Je rêve à la couleur de ta peau laiteuse, abreuvée par les mêmes effluves que les pétales de roses. L’onctuosité crémeuse de la chair qui se pose au milieu de l’existence et pour laquelle dans le noir, le vert, le rouge échangent sans commettre de guerres les étoffes fabuleuses de leurs manteau. Je rêve de ton front qui transpose les solitudes les plus tenaces, les moins inutiles en prose que ma langue vorace et mon oreille amoureuse entendent se battre, s’écouler, se résoudre dans ce souffle qui caresse les vagues.
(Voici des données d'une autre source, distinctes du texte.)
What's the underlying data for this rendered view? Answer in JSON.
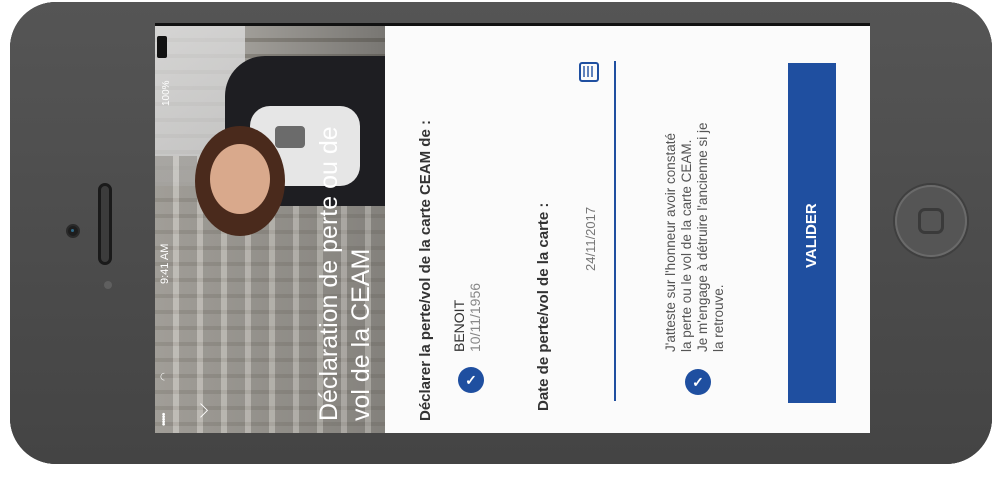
{
  "status_bar": {
    "signal": "•••••",
    "time": "9:41 AM",
    "battery": "100%"
  },
  "header": {
    "title_line1": "Déclaration de perte ou de",
    "title_line2": "vol de la CEAM"
  },
  "form": {
    "declare_label": "Déclarer la perte/vol de la carte CEAM de :",
    "person_name": "BENOIT",
    "person_birthdate": "10/11/1956",
    "date_label": "Date de perte/vol de la carte :",
    "date_value": "24/11/2017",
    "attest_lines": [
      "J'atteste sur l'honneur avoir constaté",
      "la perte ou le vol de la carte CEAM.",
      "Je m'engage à détruire l'ancienne si je",
      "la retrouve."
    ],
    "submit_label": "VALIDER"
  },
  "colors": {
    "accent": "#1f4fa0",
    "phone_body": "#4a4a4a"
  }
}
Je rêve d’un tableau où je n’aurais plus à me proposer comme une tache que malgré tant d’efforts rien n’efface, je rêve d’être dans l’ombre sinueuse d’un mouvement de l’âme, je rêve d’être happée par le vol illuminé d’une méduse dont la limpidité est née là où rien ne naît. Une nuit qui ne connaît que sa propre profondeur sans limites précises. Je rêve d’être le pistil sans poison, le fil presque liquide d’une vie sans horizons. Je rêve d’un tableau où le fond serait semblable à celui de la mer. Vu du bord, il ne porte que l’infini. Vu de lui-même, il constelle comme un rêve qui ne peut aboutir.
Je rêve d’un voyage étroit comme une seconde qui galope affolé autour d’un petit grain de sable. Je rêve du bruit de l’incommodité, de l’essoufflement du gouffre, de l’impossibilité qu’ont les mots et leurs semblables, signes, ponctuations à s’arrimer à ces histoires, ce gaspillage, la salive ou la bave d’un homme qui se croit plus malin. Je rêve de jours qui n’avancent à rien, sont dépourvus du moindre espoir et n’ont que de la grâce. Je rêve d’un milieu qui ne manigance rien avec l’absolu. Je rêve du bleu presque blanc, presque noir. Je rêve qu’en fermant les yeux je me retrouve dans un face à face silencieux où je n’ai plus rien à craindre si je viens à perdre le sens de la réalité.